For starters, stop looking for an excuse to “do DDD”. 70% or perhaps more of every project is just CRUD. You can dress it up every which way you like, but at the end of the day, if you’re just doing some basic validation around C,U and D, it just ain’t DDD. Apply far simpler methods here to GET SH17 DONE, like transaction scripts. There is nothing wrong with that! It’s the right tool for the right job. When you find that the noise being generated by the procedural nature of something like transaction scripts is feeling off, that’s when one needs to consider something more appropriate for dealing with what may be real complexity.

At this point, it’s important not to go deep into a solo modeling expedition, scaring the crap out of your teammates with some alien artifact called your “domain model”. DDD is hard. It requires a good deal of collaboration and real commitment to get “right”. Always start by involving your team. Call someone over and review how you got here. Then model out loud, using pictures to give ideas shape. What we’re looking for is a sense of justification for the journey we are about to embark on. If the collective feels that it is justified and the weak and probably totally incorrect model you just came up with feels like a leg up, it’s time to do some real modeling. At this point we want to make sure we are having the right conversations with the right stakeholders. We’ll need access to domain experts and perhaps even some users.

The first step is all about establishing boundaries. Listen to the language being used to describe behaviours and the things people are talking about. Be acutely conscious of the fact that language only makes sense in the correct context. We need to start thinking about what the boundary of this context is we’re dealing with. This is really, really hard and critical to the success of our efforts. It takes time for these things to take shape. Once we start with this process, it really challenges so much of our basic understanding that it may seem a little overwhelming. Stick with it! Be committed. At some point, after many iterations we will come up with what we think is representative of the boundary we’re in, given our current understanding, and we will be able to more confidently give shape to the model which represents the domain.

The next trap is to pull up our data model (EF, NH or whatever) and start with that. It’s not about classes and code! It’s about modelling conceptually the things which best represent the reality of the domain. Just forget about the damn code, that comes later. Work through the model constantly, challenge your assumptions, play devil’s advocate, throw silly ideas in there on purpose. At some point it feels like we’ve got something good to start with, and at that point pull up your IDE and code pure POCO’s or POJO’s and get your vanilla framework-less code representing that conceptual model.

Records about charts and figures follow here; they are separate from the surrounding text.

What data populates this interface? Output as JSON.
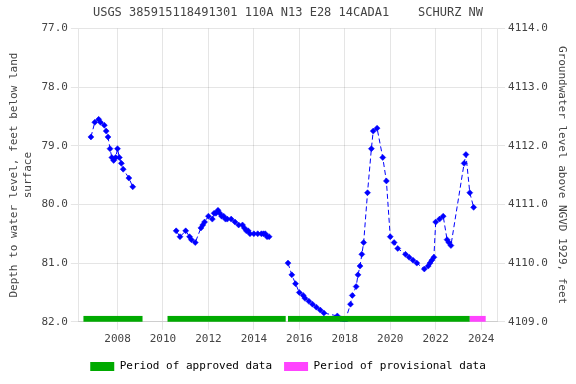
{
  "chart_data": {
    "type": "line",
    "title": "USGS 385915118491301 110A N13 E28 14CADA1    SCHURZ NW",
    "ylabel": "Depth to water level, feet below land\nsurface",
    "y2label": "Groundwater level above NGVD 1929, feet",
    "series": [
      {
        "color": "#0000ff",
        "marker": "diamond",
        "line_style": "dashed",
        "x": [
          2006.83,
          2007.0,
          2007.17,
          2007.25,
          2007.42,
          2007.5,
          2007.58,
          2007.67,
          2007.75,
          2007.83,
          2007.92,
          2008.0,
          2008.08,
          2008.17,
          2008.25,
          2008.5,
          2008.67
        ],
        "values": [
          78.85,
          78.6,
          78.55,
          78.6,
          78.65,
          78.75,
          78.85,
          79.05,
          79.2,
          79.25,
          79.2,
          79.05,
          79.2,
          79.3,
          79.4,
          79.55,
          79.7
        ]
      },
      {
        "color": "#0000ff",
        "marker": "diamond",
        "line_style": "dashed",
        "x": [
          2010.58,
          2010.75,
          2011.0,
          2011.17,
          2011.25,
          2011.42,
          2011.67,
          2011.75,
          2011.83,
          2012.0,
          2012.17,
          2012.25,
          2012.33,
          2012.42,
          2012.5,
          2012.58,
          2012.67,
          2012.75,
          2012.83,
          2013.0,
          2013.17,
          2013.33,
          2013.5,
          2013.58,
          2013.67,
          2013.75,
          2013.83,
          2014.0,
          2014.17,
          2014.33,
          2014.42,
          2014.5,
          2014.58,
          2014.67
        ],
        "values": [
          80.45,
          80.55,
          80.45,
          80.55,
          80.6,
          80.65,
          80.4,
          80.35,
          80.3,
          80.2,
          80.25,
          80.15,
          80.15,
          80.1,
          80.15,
          80.2,
          80.2,
          80.25,
          80.25,
          80.25,
          80.3,
          80.35,
          80.35,
          80.4,
          80.45,
          80.45,
          80.5,
          80.5,
          80.5,
          80.5,
          80.5,
          80.5,
          80.55,
          80.55
        ]
      },
      {
        "color": "#0000ff",
        "marker": "diamond",
        "line_style": "dashed",
        "x": [
          2015.5,
          2015.67,
          2015.83,
          2016.0,
          2016.17,
          2016.25,
          2016.42,
          2016.58,
          2016.75,
          2016.92,
          2017.08,
          2017.67,
          2017.83,
          2018.0,
          2018.25,
          2018.33,
          2018.5,
          2018.58,
          2018.67,
          2018.75,
          2018.83,
          2019.0,
          2019.17,
          2019.25,
          2019.42,
          2019.67,
          2019.83,
          2020.0,
          2020.17,
          2020.33,
          2020.67,
          2020.83,
          2021.0,
          2021.17,
          2021.5,
          2021.67,
          2021.75,
          2021.83,
          2021.92,
          2022.0,
          2022.17,
          2022.33,
          2022.5,
          2022.58,
          2022.67,
          2023.25,
          2023.33,
          2023.5,
          2023.67
        ],
        "values": [
          81.0,
          81.2,
          81.35,
          81.5,
          81.55,
          81.6,
          81.65,
          81.7,
          81.75,
          81.8,
          81.85,
          81.9,
          81.95,
          82.0,
          81.7,
          81.55,
          81.4,
          81.2,
          81.05,
          80.85,
          80.65,
          79.8,
          79.05,
          78.75,
          78.7,
          79.2,
          79.6,
          80.55,
          80.65,
          80.75,
          80.85,
          80.9,
          80.95,
          81.0,
          81.1,
          81.05,
          81.0,
          80.95,
          80.9,
          80.3,
          80.25,
          80.2,
          80.6,
          80.65,
          80.7,
          79.3,
          79.15,
          79.8,
          80.05
        ]
      }
    ],
    "bars": [
      {
        "name": "Period of approved data",
        "color": "#00aa00",
        "spans": [
          [
            2006.5,
            2009.1
          ],
          [
            2010.2,
            2015.4
          ],
          [
            2015.5,
            2023.5
          ]
        ]
      },
      {
        "name": "Period of provisional data",
        "color": "#ff44ff",
        "spans": [
          [
            2023.5,
            2024.2
          ]
        ]
      }
    ],
    "bar_y": 82.0,
    "bar_height": 0.1,
    "xlim": [
      2006.3,
      2024.7
    ],
    "xticks": [
      2008,
      2010,
      2012,
      2014,
      2016,
      2018,
      2020,
      2022,
      2024
    ],
    "ylim": [
      82.0,
      77.0
    ],
    "yticks": [
      {
        "value": 77.0,
        "label": "77.0"
      },
      {
        "value": 78.0,
        "label": "78.0"
      },
      {
        "value": 79.0,
        "label": "79.0"
      },
      {
        "value": 80.0,
        "label": "80.0"
      },
      {
        "value": 81.0,
        "label": "81.0"
      },
      {
        "value": 82.0,
        "label": "82.0"
      }
    ],
    "y2lim": [
      4109.0,
      4114.0
    ],
    "y2ticks": [
      {
        "value": 4109.0,
        "label": "4109.0"
      },
      {
        "value": 4110.0,
        "label": "4110.0"
      },
      {
        "value": 4111.0,
        "label": "4111.0"
      },
      {
        "value": 4112.0,
        "label": "4112.0"
      },
      {
        "value": 4113.0,
        "label": "4113.0"
      },
      {
        "value": 4114.0,
        "label": "4114.0"
      }
    ],
    "grid": true,
    "legend": "bottom"
  }
}
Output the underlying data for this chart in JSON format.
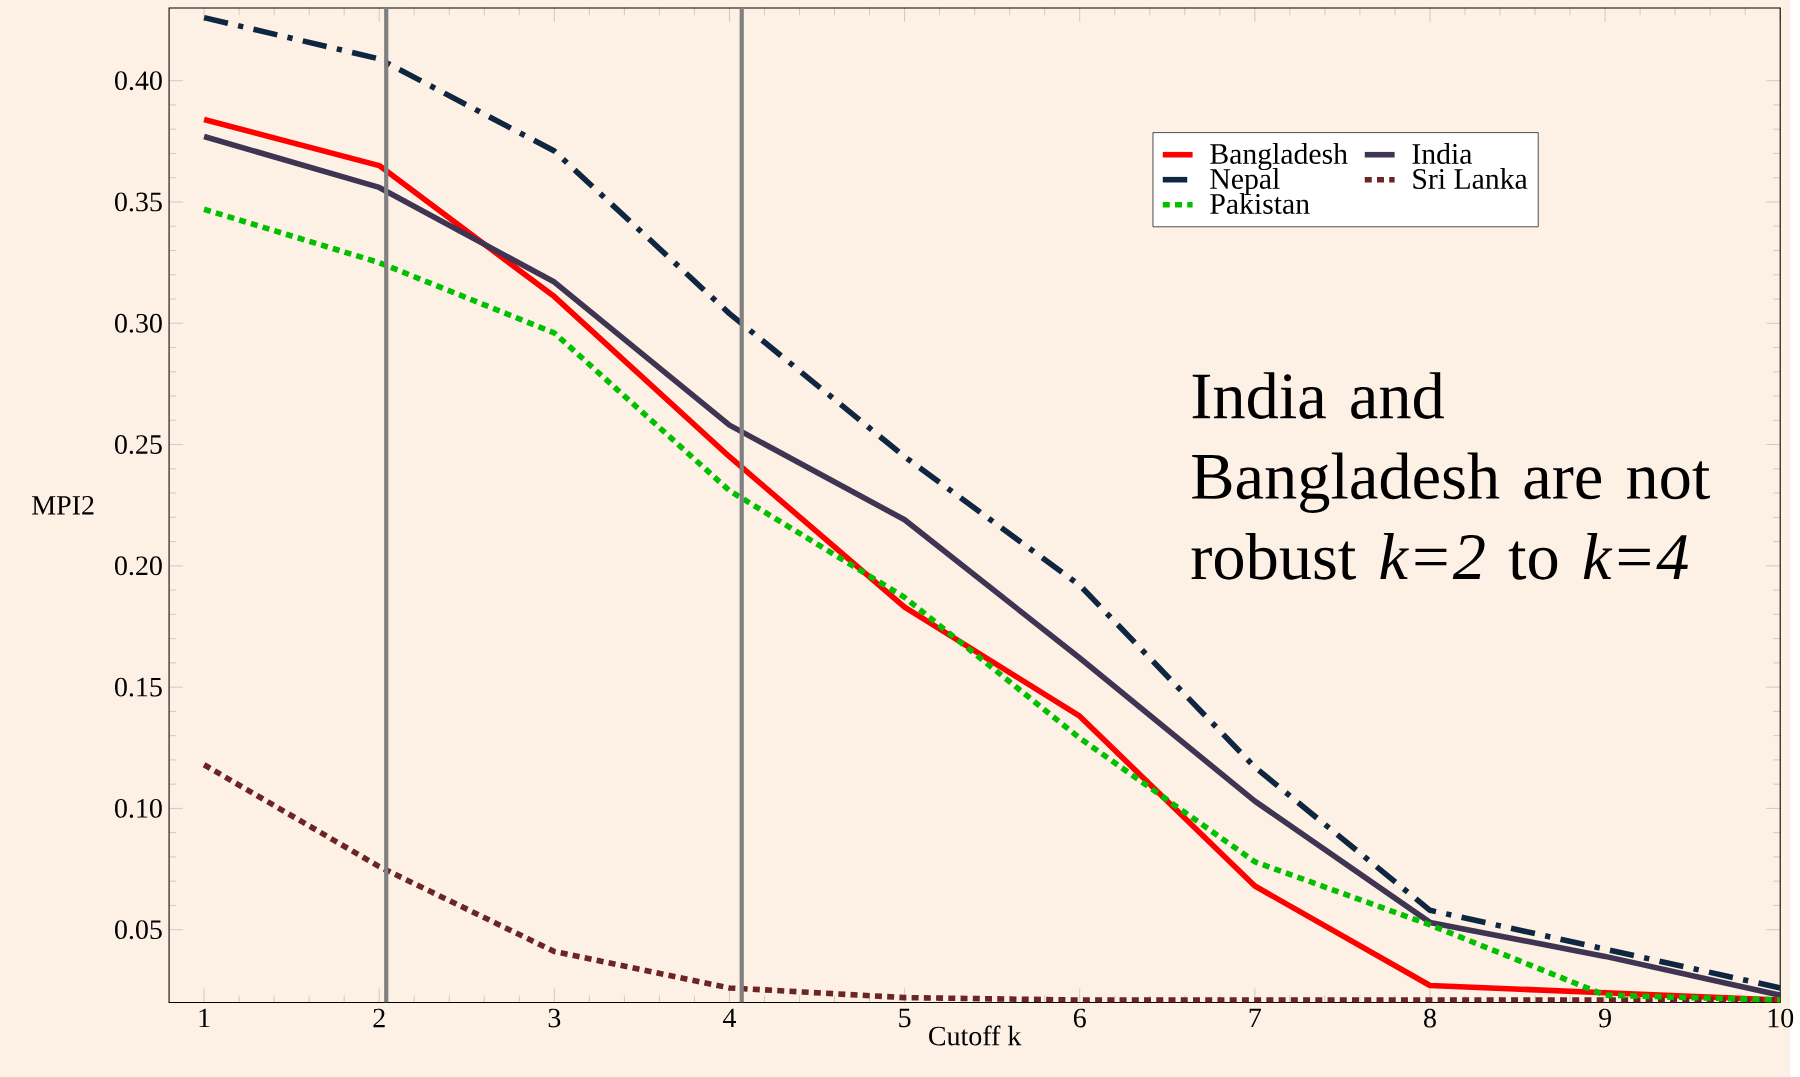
{
  "chart_data": {
    "type": "line",
    "xlabel": "Cutoff k",
    "ylabel": "MPI2",
    "x": [
      1,
      2,
      3,
      4,
      5,
      6,
      7,
      8,
      9,
      10
    ],
    "series": [
      {
        "name": "Bangladesh",
        "color": "#ff0000",
        "line_style": "solid",
        "values": [
          0.384,
          0.365,
          0.311,
          0.245,
          0.183,
          0.138,
          0.068,
          0.027,
          0.024,
          0.021
        ]
      },
      {
        "name": "India",
        "color": "#3f3553",
        "line_style": "solid",
        "values": [
          0.377,
          0.356,
          0.317,
          0.258,
          0.219,
          0.162,
          0.103,
          0.053,
          0.039,
          0.023
        ]
      },
      {
        "name": "Nepal",
        "color": "#0f2641",
        "line_style": "dashdot",
        "values": [
          0.426,
          0.409,
          0.371,
          0.304,
          0.245,
          0.192,
          0.117,
          0.058,
          0.042,
          0.026
        ]
      },
      {
        "name": "Sri Lanka",
        "color": "#6b2525",
        "line_style": "dotted",
        "values": [
          0.118,
          0.076,
          0.041,
          0.026,
          0.022,
          0.021,
          0.021,
          0.021,
          0.021,
          0.021
        ]
      },
      {
        "name": "Pakistan",
        "color": "#00c000",
        "line_style": "dotted",
        "values": [
          0.347,
          0.325,
          0.296,
          0.231,
          0.187,
          0.129,
          0.078,
          0.052,
          0.023,
          0.021
        ]
      }
    ],
    "xlim": [
      0.8,
      10
    ],
    "ylim": [
      0.02,
      0.43
    ],
    "xticks": [
      1,
      2,
      3,
      4,
      5,
      6,
      7,
      8,
      9,
      10
    ],
    "yticks": [
      {
        "value": 0.05,
        "label": "0.05"
      },
      {
        "value": 0.1,
        "label": "0.10"
      },
      {
        "value": 0.15,
        "label": "0.15"
      },
      {
        "value": 0.2,
        "label": "0.20"
      },
      {
        "value": 0.25,
        "label": "0.25"
      },
      {
        "value": 0.3,
        "label": "0.30"
      },
      {
        "value": 0.35,
        "label": "0.35"
      },
      {
        "value": 0.4,
        "label": "0.40"
      }
    ],
    "ref_lines": [
      {
        "axis": "x",
        "value": 2.04,
        "color": "#808080"
      },
      {
        "axis": "x",
        "value": 4.07,
        "color": "#808080"
      }
    ],
    "annotations": [
      "India and Bangladesh are not robust *k=2* to *k=4*"
    ],
    "legend": "top right",
    "grid": false,
    "marker": "none"
  }
}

The next trap is that we tend to think that whatever  our amazing model is, that it is the final and correct model of this part of the domain. Sadness… it just isn’t. But that’s ok, because you developed a bunch of tests for your model, so that you can evolve it with real confidence as your understanding grows.

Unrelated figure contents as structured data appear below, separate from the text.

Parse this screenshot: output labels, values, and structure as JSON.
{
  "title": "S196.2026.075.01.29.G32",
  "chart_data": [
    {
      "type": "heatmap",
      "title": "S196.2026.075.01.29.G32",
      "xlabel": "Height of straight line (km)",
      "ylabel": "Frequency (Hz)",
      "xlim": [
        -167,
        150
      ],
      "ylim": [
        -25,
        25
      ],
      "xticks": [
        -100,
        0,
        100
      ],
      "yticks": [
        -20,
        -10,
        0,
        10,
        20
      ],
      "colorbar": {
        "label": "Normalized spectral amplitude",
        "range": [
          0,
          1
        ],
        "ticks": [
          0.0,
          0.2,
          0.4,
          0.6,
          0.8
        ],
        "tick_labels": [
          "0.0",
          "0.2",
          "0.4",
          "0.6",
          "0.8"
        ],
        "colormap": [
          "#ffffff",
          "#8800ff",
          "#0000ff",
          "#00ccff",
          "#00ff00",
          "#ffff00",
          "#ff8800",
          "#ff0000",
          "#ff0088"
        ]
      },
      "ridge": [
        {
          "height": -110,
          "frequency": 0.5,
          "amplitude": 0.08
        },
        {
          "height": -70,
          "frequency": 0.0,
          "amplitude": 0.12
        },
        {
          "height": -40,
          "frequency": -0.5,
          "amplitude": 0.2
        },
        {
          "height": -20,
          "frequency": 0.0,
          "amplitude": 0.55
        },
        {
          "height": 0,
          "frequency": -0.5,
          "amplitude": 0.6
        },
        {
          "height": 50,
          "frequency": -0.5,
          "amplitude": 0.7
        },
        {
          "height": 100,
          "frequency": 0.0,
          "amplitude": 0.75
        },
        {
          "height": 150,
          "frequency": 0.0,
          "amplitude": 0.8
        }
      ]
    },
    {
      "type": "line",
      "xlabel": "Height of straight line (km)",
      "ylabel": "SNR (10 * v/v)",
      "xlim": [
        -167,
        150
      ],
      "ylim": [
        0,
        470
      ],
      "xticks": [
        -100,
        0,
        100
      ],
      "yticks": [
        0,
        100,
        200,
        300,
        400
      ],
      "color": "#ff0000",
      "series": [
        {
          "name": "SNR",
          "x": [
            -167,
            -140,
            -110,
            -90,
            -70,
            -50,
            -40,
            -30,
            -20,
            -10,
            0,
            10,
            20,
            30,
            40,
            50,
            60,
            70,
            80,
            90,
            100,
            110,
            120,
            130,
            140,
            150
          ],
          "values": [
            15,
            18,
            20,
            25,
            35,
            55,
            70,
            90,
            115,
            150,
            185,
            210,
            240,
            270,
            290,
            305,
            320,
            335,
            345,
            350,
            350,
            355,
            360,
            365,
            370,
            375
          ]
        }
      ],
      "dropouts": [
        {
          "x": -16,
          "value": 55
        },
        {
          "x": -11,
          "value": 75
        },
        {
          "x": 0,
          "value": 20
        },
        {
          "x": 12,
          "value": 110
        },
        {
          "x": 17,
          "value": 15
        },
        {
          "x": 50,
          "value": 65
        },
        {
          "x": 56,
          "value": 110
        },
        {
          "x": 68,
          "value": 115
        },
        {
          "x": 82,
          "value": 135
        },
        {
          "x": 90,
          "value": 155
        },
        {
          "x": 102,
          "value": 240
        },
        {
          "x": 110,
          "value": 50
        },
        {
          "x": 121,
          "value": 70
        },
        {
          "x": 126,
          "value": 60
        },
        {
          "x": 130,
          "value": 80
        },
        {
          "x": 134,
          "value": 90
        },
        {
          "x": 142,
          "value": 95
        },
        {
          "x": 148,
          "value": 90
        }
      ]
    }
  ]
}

Once you’ve done enough for things to feel good and your model to be providing real value to a potentially critical area of development, be sure to remember that you need to go back to the simple life when this process is just not appropriate. It’s always OPT-IN, and when we do, we’re committed to doing it right.

So, basically, keep everything really simple until it just isn’t. Then, approach the DDD process responsibly and remain committed until you have a bounded context and a model which you’re happy with. Never assume you’ve “nailed it”; it’s going to change, and write tests so that you can change it. Remember to default back to a simpler approach when you’re not dealing with real complexity and always look for justification to commit to the DDD journey. Following this guideline will provide you with the value you’re after when you need it.